Over the course of eight days Air Force Staff Sgt. Steven Carrillo allegedly shot and killed a security officer and wounded his partner outside a courthouse, then ambushed and killed a sheriff's deputy and injured four other officers, according to law enforcement. Carrillo was a Phoenix Raven team leader, part of a specialized Air Force security unit that guards aircraft.
“Federal authorities say they linked him to the boogaloo movement from social media posts and from phrases he had written in his own blood when he was arrested following the ambush of the deputy,” AP reported.
Carrillo's lawyer says he has not seen any evidence that his client is involved in the boogaloo movement, calling it a terrorist organization that uses social media to target, “vulnerable and possibly susceptible individuals who may be receptive to their messages of hate and destruction.”
But what is the boogaloo movement really? Like many other internet subcultures in recent years, media pundits and experts alike sometimes struggle with the subject. In some ways, the Boogaloo movement is similar to other leaderless groups or movements such as Antifa, Occupy Wall Street, Anonymous, or Qanon in that anyone can claim to be a member.
The members have no clear hierarchy, and simply do not resemble the organizational structure of revolutionary or terrorist groups from the 1960s or 70s. Those structures shifted to an open-source warfare model brought about by the internet, telecommunications technologies, and the 2003 invasion of Iraq.
Connecting Vets first reported on the boogaloo social media meme projecting itself into real life in 2019, when Alex Booth, calling himself "whiskey warrior," had a standoff with police in New York. He live-streamed the standoff while walking around his house in body armor, talking about the boogaloo and calling police officers red coats.
Since that time, those espousing the boogaloo have become much more visible to the public as they show up at protests around the country, sometimes wearing Hawaiian shirts under body armor and carrying AR-15 rifles.
But while some may see the boogaloo as a call to action, motivating them to take to the streets, or at worst, murder police officers, others see it as a light-hearted joke.
“At first glance it all kinds of feels the same,” one Special Forces soldier told Connecting Vets. “Vets like it and I find that shit hysterical, I find the memes hysterical. For 99% of the vets out there who find that stuff funny, it is just a fucking joke,” he said.
When asked to define what the boogaloo means to him, he said, “it is a potential situation founded strictly not in any menace or spite but in the principles of how the nation was founded as representative democracy or republic where power is held by the people. And people use the memes to express their displeasure, and nothing more. They're jokes. Some people take it too far like that 'whiskey warrior' dude. For the majority of people, they're jokes, some of it rooted in political displeasure.”

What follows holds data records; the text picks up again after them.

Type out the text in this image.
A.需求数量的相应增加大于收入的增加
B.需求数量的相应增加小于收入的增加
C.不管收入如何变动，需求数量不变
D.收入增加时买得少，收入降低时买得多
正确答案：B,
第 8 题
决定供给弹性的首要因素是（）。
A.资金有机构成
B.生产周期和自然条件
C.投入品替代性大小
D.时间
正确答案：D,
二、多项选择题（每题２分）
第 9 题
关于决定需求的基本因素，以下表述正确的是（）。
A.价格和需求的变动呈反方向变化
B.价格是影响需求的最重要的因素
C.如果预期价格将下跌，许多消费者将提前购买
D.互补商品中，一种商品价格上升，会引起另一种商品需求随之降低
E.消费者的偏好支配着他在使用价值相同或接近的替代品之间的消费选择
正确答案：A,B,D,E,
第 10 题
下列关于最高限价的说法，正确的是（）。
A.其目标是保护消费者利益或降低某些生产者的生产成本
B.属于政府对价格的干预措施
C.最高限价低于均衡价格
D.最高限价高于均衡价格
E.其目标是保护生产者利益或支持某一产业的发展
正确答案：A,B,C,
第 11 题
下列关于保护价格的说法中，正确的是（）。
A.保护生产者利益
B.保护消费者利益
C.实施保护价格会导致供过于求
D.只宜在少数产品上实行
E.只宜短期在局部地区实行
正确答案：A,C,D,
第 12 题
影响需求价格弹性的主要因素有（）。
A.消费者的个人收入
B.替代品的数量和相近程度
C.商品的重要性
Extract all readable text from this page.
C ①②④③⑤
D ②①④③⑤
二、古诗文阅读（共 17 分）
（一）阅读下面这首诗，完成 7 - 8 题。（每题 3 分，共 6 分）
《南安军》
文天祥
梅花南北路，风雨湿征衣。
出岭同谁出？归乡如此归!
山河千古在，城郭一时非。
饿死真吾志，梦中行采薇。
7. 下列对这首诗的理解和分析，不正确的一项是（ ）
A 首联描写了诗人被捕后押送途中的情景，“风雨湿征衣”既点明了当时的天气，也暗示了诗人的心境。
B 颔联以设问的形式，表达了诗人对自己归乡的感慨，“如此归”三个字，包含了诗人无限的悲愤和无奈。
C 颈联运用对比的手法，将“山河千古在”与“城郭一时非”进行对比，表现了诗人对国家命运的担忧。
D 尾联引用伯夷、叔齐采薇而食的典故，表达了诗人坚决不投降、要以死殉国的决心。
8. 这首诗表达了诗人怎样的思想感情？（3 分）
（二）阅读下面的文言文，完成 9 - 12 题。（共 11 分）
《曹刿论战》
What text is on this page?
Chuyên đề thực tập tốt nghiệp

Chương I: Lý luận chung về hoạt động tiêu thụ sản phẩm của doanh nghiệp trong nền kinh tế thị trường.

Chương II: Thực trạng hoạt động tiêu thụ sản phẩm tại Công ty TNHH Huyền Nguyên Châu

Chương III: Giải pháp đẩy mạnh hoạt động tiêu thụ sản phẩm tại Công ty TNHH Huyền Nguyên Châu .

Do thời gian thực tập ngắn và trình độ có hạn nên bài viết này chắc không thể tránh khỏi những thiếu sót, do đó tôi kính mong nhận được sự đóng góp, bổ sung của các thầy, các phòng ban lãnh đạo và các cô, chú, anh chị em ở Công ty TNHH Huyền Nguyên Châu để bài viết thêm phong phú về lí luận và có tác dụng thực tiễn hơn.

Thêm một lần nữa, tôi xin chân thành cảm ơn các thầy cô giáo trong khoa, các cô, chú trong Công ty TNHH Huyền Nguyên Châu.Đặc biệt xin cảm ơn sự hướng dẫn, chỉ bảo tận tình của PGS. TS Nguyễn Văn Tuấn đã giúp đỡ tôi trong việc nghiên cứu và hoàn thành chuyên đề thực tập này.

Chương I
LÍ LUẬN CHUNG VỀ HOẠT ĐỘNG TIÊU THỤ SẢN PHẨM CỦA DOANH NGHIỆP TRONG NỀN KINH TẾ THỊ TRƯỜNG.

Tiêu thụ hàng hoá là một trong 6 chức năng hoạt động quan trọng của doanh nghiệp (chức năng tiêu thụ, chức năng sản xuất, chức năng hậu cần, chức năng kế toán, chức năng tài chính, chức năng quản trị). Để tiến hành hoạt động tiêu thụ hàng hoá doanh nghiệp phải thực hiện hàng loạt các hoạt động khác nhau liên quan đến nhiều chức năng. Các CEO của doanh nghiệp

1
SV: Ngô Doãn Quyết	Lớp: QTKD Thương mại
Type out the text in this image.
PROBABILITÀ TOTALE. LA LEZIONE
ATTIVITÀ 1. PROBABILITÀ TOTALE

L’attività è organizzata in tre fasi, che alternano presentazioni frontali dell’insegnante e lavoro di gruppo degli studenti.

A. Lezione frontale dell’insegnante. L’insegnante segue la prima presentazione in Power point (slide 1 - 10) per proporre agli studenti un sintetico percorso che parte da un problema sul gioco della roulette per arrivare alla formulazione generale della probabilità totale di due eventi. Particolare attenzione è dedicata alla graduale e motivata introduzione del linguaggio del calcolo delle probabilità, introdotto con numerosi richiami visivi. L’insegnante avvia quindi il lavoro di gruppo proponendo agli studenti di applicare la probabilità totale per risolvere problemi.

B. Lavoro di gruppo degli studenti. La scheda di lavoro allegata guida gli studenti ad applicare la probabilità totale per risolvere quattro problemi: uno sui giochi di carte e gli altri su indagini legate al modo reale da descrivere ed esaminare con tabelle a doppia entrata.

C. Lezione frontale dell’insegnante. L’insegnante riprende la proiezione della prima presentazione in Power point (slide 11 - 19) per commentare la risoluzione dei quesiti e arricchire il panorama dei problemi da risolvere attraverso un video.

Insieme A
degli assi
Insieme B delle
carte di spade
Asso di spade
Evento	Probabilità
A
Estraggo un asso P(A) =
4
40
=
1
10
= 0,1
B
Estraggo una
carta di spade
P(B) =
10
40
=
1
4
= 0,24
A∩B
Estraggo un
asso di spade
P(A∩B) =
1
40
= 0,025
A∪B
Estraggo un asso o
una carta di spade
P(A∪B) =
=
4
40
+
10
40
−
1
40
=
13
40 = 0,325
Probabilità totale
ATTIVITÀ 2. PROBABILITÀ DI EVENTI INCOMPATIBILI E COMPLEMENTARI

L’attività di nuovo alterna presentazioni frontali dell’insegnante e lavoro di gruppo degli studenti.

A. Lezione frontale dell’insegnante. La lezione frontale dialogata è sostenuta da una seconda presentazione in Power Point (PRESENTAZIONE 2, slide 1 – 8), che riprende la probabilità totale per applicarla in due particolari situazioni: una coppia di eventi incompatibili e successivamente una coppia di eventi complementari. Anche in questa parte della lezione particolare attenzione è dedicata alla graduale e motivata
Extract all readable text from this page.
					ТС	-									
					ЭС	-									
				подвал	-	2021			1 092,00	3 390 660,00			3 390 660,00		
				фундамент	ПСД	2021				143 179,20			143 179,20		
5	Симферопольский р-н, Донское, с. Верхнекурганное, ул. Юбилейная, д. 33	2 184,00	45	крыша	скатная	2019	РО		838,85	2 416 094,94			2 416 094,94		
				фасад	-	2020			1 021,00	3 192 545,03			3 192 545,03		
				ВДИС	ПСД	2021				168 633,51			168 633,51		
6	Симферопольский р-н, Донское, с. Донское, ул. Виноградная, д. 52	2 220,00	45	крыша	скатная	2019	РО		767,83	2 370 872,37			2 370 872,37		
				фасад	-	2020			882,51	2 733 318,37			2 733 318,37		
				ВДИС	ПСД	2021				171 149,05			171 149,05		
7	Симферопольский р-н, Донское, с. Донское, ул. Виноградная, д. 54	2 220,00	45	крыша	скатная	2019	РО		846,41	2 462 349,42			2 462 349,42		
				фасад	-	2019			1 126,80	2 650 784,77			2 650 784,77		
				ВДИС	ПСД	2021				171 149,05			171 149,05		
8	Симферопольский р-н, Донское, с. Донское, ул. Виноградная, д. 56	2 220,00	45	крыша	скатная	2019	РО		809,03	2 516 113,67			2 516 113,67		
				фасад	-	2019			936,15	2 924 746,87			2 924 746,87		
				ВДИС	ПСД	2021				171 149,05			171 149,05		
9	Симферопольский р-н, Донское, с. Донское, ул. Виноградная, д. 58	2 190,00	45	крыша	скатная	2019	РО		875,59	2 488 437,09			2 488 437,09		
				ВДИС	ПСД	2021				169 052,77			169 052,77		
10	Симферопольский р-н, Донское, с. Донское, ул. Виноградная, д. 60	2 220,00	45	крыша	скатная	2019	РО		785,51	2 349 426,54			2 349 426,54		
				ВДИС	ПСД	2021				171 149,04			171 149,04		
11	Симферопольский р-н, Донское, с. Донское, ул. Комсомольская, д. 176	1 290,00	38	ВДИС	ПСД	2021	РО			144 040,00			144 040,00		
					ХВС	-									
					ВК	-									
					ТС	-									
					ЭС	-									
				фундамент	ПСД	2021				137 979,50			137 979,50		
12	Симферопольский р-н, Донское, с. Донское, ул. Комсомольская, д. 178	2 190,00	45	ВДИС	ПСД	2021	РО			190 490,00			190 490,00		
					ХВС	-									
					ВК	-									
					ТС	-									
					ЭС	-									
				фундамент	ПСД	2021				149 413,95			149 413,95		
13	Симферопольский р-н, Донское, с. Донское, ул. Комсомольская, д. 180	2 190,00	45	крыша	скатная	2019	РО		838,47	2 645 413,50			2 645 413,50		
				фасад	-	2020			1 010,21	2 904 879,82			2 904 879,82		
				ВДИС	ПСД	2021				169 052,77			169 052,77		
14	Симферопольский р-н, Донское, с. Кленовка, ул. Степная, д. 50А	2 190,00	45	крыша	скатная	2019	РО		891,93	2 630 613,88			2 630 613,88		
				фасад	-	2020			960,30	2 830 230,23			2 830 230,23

Many of the memes that people like the Special Forces soldier post are inspired by video games such as Bethesda's 'Fallout' series, further blurring the lines between reality and fantasy. Those memes call out humorous fictional “side quests” for boog believers to begin, treating them as if they are the player character in a video game filled with non-player characters. Those quests are obvious jokes with gags like, "get a confirmed shotgun kill in a Teletubby suit." Others are more questionable, such as, "when the ATF come to confiscate your guns, shoot them in the back of the head."
Global Network on Extremism and Technology (GNET) Associate Fellow Jade Parker added that, “the terrorists are not representative of the Boogaloo community. The overwhelming majority of those who adopt the 'Boogaloo Boi' persona anticipate and prepare for a domestic civil war. They do not try to cause it. Boogaloo Bois are also not ideologically monolithic. They hold views across the political spectrum with shared interests in 2A protections, permaculture, self-sufficiency, and survivalism.”
Parker added that there is a real concern in that there, “is the adoption of accelerationism by a minority contingent within their milieu. That is, the concern is the transition from normal Boogaloo Bois passively prepared for societal dissolution to subversive accelerationists who undertake violent and non-violent action to disrupt the socio-political order.”
Accelerationists are terrorists who may belong to any number of different ideologies, or none at all, and seek to accelerate what they see as the inevitable destruction of society. An example would be Brenton Tarrant of New Zealand who live-streamed himself attacking a mosque and murdering civilians in hopes that it would ignite a chain reaction leading to a race war.
Therein lies the difficulty in understanding what is ultimately a meme whose definition is updated on a near-daily basis by thousands of anonymous internet users. For some, the boog is just a joke and is all about dressing up like Jimmy Buffet while out on the shooting range over the weekend. But for some, it is a call to murder their fellow Americans.